I am thankful I am not in a drunkard’s grave. After years and years of ridiculing the people of God, He in His mercy found me a brokenhearted drunkard.
One night, after being on a drunk for about two weeks, I heard an old ex-drunkard on the street corner telling the story of his life. It sounded just like mine and I said, “That fellow knows what he is talking about.” I wanted to get out of that life, and had tried in my own strength, but everything failed. I said, “If God will save me I will give Him a trial.” But I didn’t think He would do it for me.
“If God will save me I will give Him a trial.”
My old past came up before me. I had put in time behind the prison bars—I had robbed a store. God let me go on for two weeks. I got to the place where I was on the verge of delirium tremens, but He still strove with my soul.

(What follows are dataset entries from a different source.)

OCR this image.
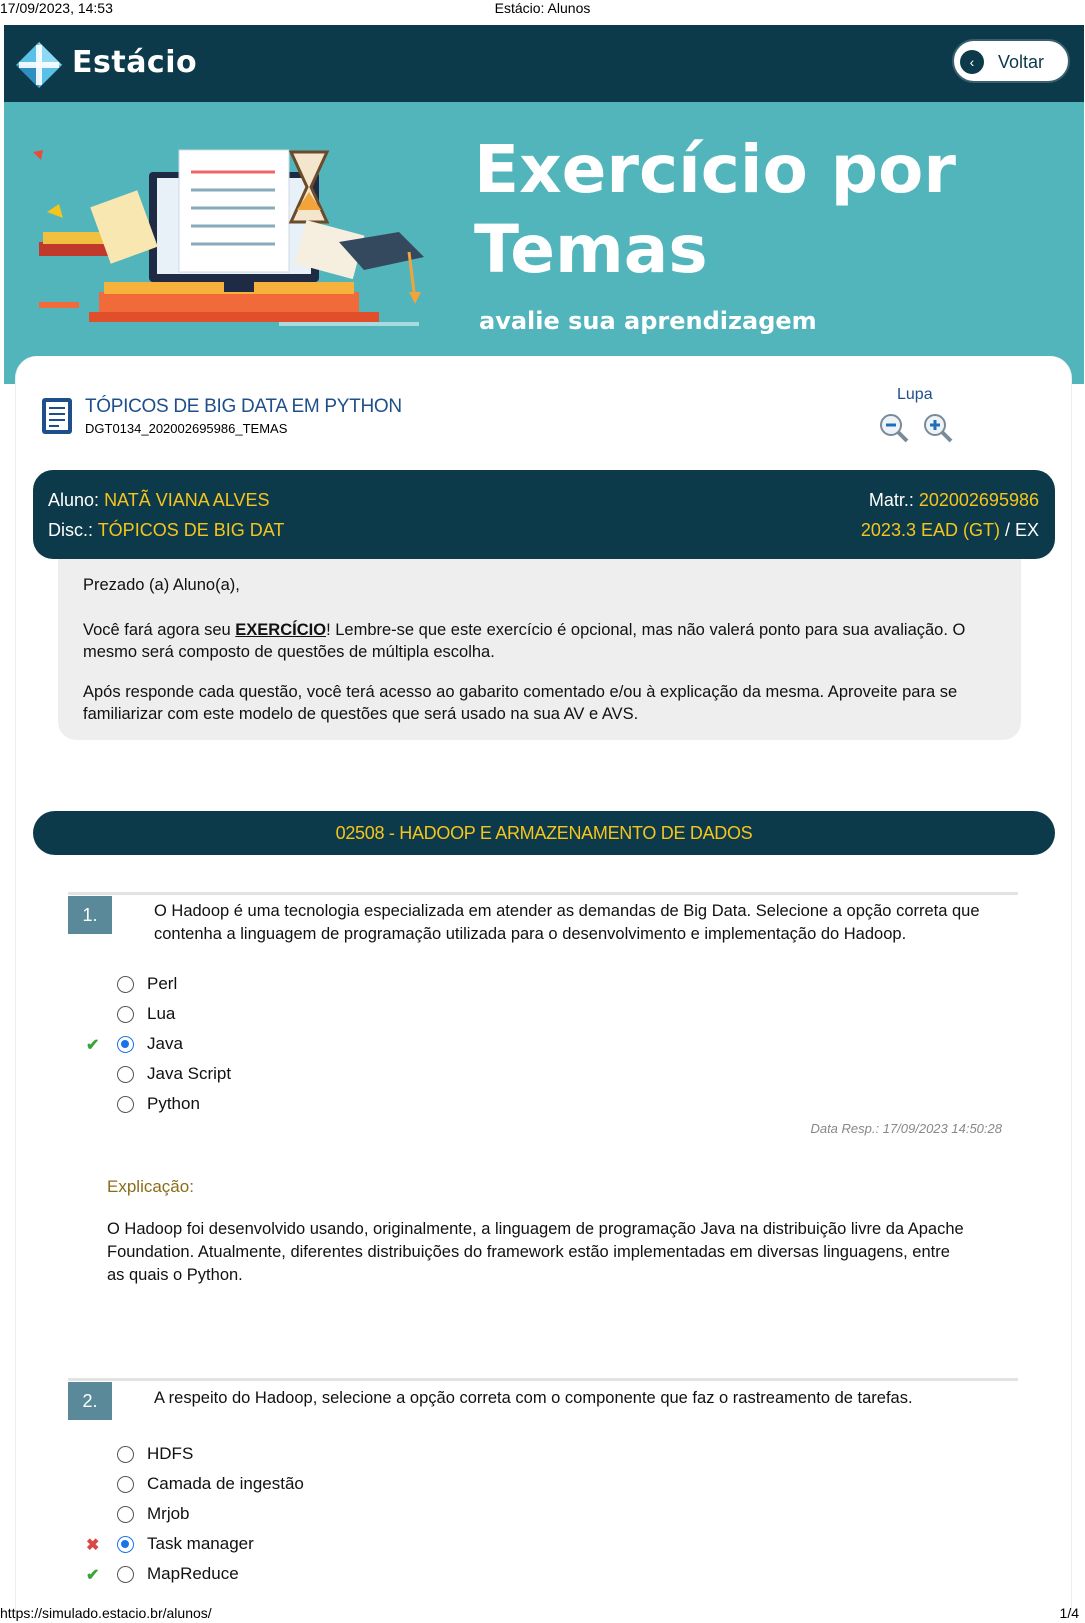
17/09/2023, 14:53	Estácio: Alunos
Estácio	‹	Voltar
Exercício por Temas
avalie sua aprendizagem
TÓPICOS DE BIG DATA EM PYTHON
DGT0134_202002695986_TEMAS
Lupa
Aluno: NATÃ VIANA ALVES
Disc.: TÓPICOS DE BIG DAT
Matr.: 202002695986
2023.3 EAD (GT) / EX

Prezado (a) Aluno(a),

Você fará agora seu EXERCÍCIO! Lembre-se que este exercício é opcional, mas não valerá ponto para sua avaliação. O mesmo será composto de questões de múltipla escolha.

Após responde cada questão, você terá acesso ao gabarito comentado e/ou à explicação da mesma. Aproveite para se familiarizar com este modelo de questões que será usado na sua AV e AVS.

02508 - HADOOP E ARMAZENAMENTO DE DADOS
1.	O Hadoop é uma tecnologia especializada em atender as demandas de Big Data. Selecione a opção correta que contenha a linguagem de programação utilizada para o desenvolvimento e implementação do Hadoop.
Perl
Lua
✔	Java
Java Script
Python
Data Resp.: 17/09/2023 14:50:28
Explicação:
O Hadoop foi desenvolvido usando, originalmente, a linguagem de programação Java na distribuição livre da Apache Foundation. Atualmente, diferentes distribuições do framework estão implementadas em diversas linguagens, entre as quais o Python.
2.	A respeito do Hadoop, selecione a opção correta com o componente que faz o rastreamento de tarefas.
HDFS
Camada de ingestão
Mrjob
✖	Task manager
✔	MapReduce
https://simulado.estacio.br/alunos/	1/4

One day I fell at my bedside and said, “O God, if You will save my soul, and take these habits off my life, I will do anything in the world.” It is so wonderful, so marvelous. He put joy and peace in my heart. He made a clean man and a new man of me. I went out of that room with a firm step, not looking for a brace. I had the brace in my soul that has lasted for these many years.
I love to tell the old story of Jesus’ love and power to save the whosoever will. I have been telling it in old San Francisco, California where God delivered my soul. The tears would drop down my face as I would walk those streets, and say, “O God, it was here that You found me when my life was wrecked.” I love Jesus because He is the sinner’s Friend. This Gospel is real.
Memories of Brother Bourcey, written by Edna Crawford
There was a humble brother in Portland, Oregon, in the very beginning of this Gospel whose name was Brother Bourcey as far as I know. I was only 12 years of age when he was preaching as I entered the tabernacle with my father, mother, and three brothers at the time.
He sought earnestly at the altar and fell under the power.
He was a cobbler and worked in the mission there in an old blacksmith shop. Many hungry souls in Portland were looking for Sister Florence L. Crawford to come and preach this Gospel. She stopped on her way to Salem, Oregon, where meetings were held in Rayan’s Gospel Tabernacle. Brother Bourcey came over from Portland and met her there. She said when she saw him that she felt he was “an Israelite indeed” in whom there was no guile.
It was near Christmas, a cold night. He sought earnestly at the altar and fell under the power. The cold wind blew through wide cracks in the floor, and the enemy tempted him that he was keeping the workers up too late. It was after midnight, but he held on to God. And suddenly there appeared a circular cloud of light which grew larger, and the faces of the prophets of old appeared—Isaiah, Jeremiah, and all including John the Baptist. Their faces encircled the light and each was pointing toward the center. He seemed to know each one of them, but He could not find the face of Jesus and he was weeping, when suddenly like a flash, the face of Jesus appeared in the center, and the fingers of the prophets pointing to the center seemed to make a halo of light about Him. Then the power fell on Brother Bourcey and he received the mighty baptism of the Holy Ghost and was also anointed to preach the Gospel. The workers went on to Portland, and a great revival and outpouring of the Spirit began, and has been going on for over thirty years.
. . .and a great revival and outpouring of the Spirit began. . .
Brother Bourcey was preaching at the Mount Tabor Camp Meeting, and some came to him who were married in adultery, and he counseled them and exhorted them to line up to the Word of God and separate. After they had left, he knelt in the straw in his tent and prayed that God would give them grace to take the way.
While he was praying, God spoke to him saying, “Had you not better find out whether your wife’s first husband is living?’ He was startled and answered, “Yes, Lord, but I believe he is dead.” He went to work and sold his furniture and home. Giving the money to his wife, he said for her to go and find out whether her first husband was living. He put her on the train and went to a rooming house that looked so bare and cheerless, got on his knees and told God he would never cease praying till the love for that woman was taken out of his heart. He said, “I have no right to love her if that man is living.”
God did take the love out of his heart, and he said afterward, “I could have told my wife right then, as she was on the train, that the man was still alive.” Many lined up on the adultery question and God has greatly blessed and used it in the salvation of souls. Brother Bourcey was wonderfully used of God in preaching the Gospel till God took him Home to Glory, and his deathbed was the most wonderful we ever saw.
He said, “Unworthy, unworthy to enter the Holiest of all.” He sang with those about his bed, “Close to Thee, close to Thee,” and when his voice failed, his lips still moved, as he tried to say the words, ‘Then the gates of Life Eternal may I enter, Lord with Thee.” It seemed to those about him that they went with him down to the riverside and he was gone.